Pedestrian zone: an experience that ends too soon

Pedestrians can stroll down Mont-Royal Avenue one last time before it reopens to cars after returning from Labor Day. However, many people would have wished for the experience to be lengthened.

“I want it to continue in the fall. It’s too early and it’s still sunny,” admitted Sandra Ulloa, owner of the Rütrafe jewelry store.

In her eyes, the experience was very positive for both her and her customers. “I like it, it changes the mood, especially with all the things they’ve done in terms of layout. That makes the street beautiful. I love it,” she added.

She is far from the only one making such an observation. On Friday, the QMI agency met with traders on Mont-Royal Avenue. Almost all of the ten people we met would like the pedestrian zone to be extended by a few weeks in autumn.

“I would say another month wouldn’t have hurt. Or maybe open the pedestrian street earlier,” suggested François Crette, florist and owner of Les Champs Fleuris shop, which he opened this summer when the avenue was already pedestrian.

Since June 8, the avenue between Fullum Street and Saint-Laurent Boulevard has been closed to cars for a little over two kilometers. This is one of the ten thoroughfares that had the right to such an experience this summer.

Bubbles store manager Amanda Weisbrodt believes the initiative’s uniqueness will help improve the tourist experience in Montreal.

“I think it’s great. It’s been going well for us, there’s always a lot of people there. I think there’s a good energy,” she noted.

In the Boutique Séduction, Jasmine and Léa compare the experience of the pedestrian street to that of a shopping mall, allowing passers-by to stroll at their own pace and take the time to observe the shop windows.

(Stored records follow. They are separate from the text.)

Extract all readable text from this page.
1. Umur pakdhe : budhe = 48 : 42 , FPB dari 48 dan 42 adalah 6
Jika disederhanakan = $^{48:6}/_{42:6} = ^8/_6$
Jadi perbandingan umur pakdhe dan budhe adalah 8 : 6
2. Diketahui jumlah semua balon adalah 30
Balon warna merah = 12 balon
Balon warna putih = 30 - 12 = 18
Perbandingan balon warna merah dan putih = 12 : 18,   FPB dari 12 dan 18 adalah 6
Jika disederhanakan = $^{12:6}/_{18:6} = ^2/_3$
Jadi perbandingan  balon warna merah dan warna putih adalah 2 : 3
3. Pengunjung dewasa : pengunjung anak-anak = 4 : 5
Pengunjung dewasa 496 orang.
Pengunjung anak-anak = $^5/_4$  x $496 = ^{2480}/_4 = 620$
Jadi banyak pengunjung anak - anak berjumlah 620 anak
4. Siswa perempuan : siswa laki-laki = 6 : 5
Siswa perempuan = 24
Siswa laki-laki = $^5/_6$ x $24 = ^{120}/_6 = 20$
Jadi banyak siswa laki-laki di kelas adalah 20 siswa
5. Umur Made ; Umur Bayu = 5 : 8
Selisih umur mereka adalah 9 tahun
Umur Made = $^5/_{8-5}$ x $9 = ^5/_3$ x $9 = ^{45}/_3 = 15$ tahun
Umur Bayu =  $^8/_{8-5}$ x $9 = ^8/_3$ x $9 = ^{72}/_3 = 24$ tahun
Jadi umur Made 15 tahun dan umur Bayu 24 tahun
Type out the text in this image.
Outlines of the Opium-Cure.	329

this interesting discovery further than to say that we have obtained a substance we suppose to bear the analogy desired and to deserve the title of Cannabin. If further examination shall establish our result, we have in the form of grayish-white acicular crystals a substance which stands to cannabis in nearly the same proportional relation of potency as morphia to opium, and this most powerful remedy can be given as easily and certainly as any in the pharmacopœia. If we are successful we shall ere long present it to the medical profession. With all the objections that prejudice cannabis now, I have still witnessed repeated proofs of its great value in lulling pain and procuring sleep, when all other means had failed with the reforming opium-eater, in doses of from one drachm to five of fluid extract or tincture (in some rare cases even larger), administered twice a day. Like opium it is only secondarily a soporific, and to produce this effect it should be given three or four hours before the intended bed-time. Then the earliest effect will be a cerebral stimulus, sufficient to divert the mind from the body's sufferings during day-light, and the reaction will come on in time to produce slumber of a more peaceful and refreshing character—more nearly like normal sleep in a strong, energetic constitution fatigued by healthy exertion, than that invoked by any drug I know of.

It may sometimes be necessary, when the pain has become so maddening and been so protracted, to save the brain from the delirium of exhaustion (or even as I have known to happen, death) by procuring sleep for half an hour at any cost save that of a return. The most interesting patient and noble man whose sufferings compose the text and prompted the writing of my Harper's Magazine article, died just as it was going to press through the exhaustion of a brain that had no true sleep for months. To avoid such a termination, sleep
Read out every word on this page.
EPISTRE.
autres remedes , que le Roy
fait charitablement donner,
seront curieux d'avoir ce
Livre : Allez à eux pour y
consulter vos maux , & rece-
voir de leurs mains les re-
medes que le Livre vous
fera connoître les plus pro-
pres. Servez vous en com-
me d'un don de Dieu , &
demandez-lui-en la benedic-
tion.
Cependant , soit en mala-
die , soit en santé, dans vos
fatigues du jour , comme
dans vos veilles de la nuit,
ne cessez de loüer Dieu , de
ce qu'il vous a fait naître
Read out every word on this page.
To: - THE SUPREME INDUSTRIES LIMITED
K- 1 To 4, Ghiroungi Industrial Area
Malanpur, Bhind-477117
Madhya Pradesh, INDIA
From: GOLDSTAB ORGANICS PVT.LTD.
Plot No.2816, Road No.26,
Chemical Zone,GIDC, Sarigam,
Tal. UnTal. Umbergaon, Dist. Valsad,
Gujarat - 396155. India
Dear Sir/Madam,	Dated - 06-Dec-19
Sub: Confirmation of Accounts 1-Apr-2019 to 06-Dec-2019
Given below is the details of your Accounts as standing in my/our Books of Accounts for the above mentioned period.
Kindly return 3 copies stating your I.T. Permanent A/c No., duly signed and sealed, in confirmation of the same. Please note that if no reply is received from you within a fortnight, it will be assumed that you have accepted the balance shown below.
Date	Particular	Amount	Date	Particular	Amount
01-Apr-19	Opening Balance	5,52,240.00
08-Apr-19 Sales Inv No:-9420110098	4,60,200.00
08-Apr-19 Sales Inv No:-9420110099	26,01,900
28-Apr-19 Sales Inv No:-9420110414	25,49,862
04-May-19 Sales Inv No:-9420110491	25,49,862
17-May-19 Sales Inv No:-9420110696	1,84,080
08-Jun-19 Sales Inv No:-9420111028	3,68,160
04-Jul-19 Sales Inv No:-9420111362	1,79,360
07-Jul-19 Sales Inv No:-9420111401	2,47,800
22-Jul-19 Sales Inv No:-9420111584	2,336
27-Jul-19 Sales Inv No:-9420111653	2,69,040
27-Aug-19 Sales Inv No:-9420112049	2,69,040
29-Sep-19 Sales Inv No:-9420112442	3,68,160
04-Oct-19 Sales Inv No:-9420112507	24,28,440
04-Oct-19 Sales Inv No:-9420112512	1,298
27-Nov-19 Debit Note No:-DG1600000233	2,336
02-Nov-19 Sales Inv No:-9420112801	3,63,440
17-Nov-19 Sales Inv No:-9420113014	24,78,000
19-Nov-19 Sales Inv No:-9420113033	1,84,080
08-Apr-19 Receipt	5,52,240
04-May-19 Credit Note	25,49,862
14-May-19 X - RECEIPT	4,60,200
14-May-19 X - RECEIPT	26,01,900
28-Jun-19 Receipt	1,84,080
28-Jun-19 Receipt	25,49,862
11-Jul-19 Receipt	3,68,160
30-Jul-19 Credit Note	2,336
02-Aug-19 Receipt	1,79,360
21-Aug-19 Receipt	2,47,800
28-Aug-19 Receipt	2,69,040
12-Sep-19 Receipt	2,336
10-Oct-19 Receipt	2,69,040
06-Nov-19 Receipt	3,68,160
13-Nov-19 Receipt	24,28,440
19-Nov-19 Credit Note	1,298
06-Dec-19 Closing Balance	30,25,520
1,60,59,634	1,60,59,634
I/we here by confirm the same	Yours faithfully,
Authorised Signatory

“People have more time to stop and give a deal a shot. There are people who otherwise would not have come to the sex shop on their own. It also helps attract tourists,” said Léa.

“The facilities are beautiful. I wish we could continue [la piétonnisation] later in the season. It’s really pleasant but may lack shady spots,” remarked Jasmine.

For his part, Alex Renaud, owner of the boutique Adam et Ève, is already concerned about the forthcoming transition period.

“In the week before it becomes pedestrianized, the street is very chaotic. We’re losing a lot of people in the time they’re making the transition. And when they reopen the street, nobody will know that it is no longer a pedestrian zone and that people will no longer come by car. Our sales are going down,” he feared.

In 2020, back in the midst of a pandemic, the city first launched the project, banning cars from certain thoroughfares to allow for better social distancing for pedestrians.

City officials believed the experiment was a success and repeated it in 2021, with thirteen streets participating in the project.

Additionally, in April, the City of Montreal announced $12 million in funding to pedestrianize its commercial streets through 2024.

In the mayor’s office, we say we’re “proud” of the success of the pedestrian zones.

“We can confirm that the pedestrian zones are now standalone projects and not pilot projects. In collaboration with merchants, SDCs and the community, we are now investigating whether it is possible to create longer and more numerous pedestrian projects in the years to come,” said Alicia Dufour, spokeswoman.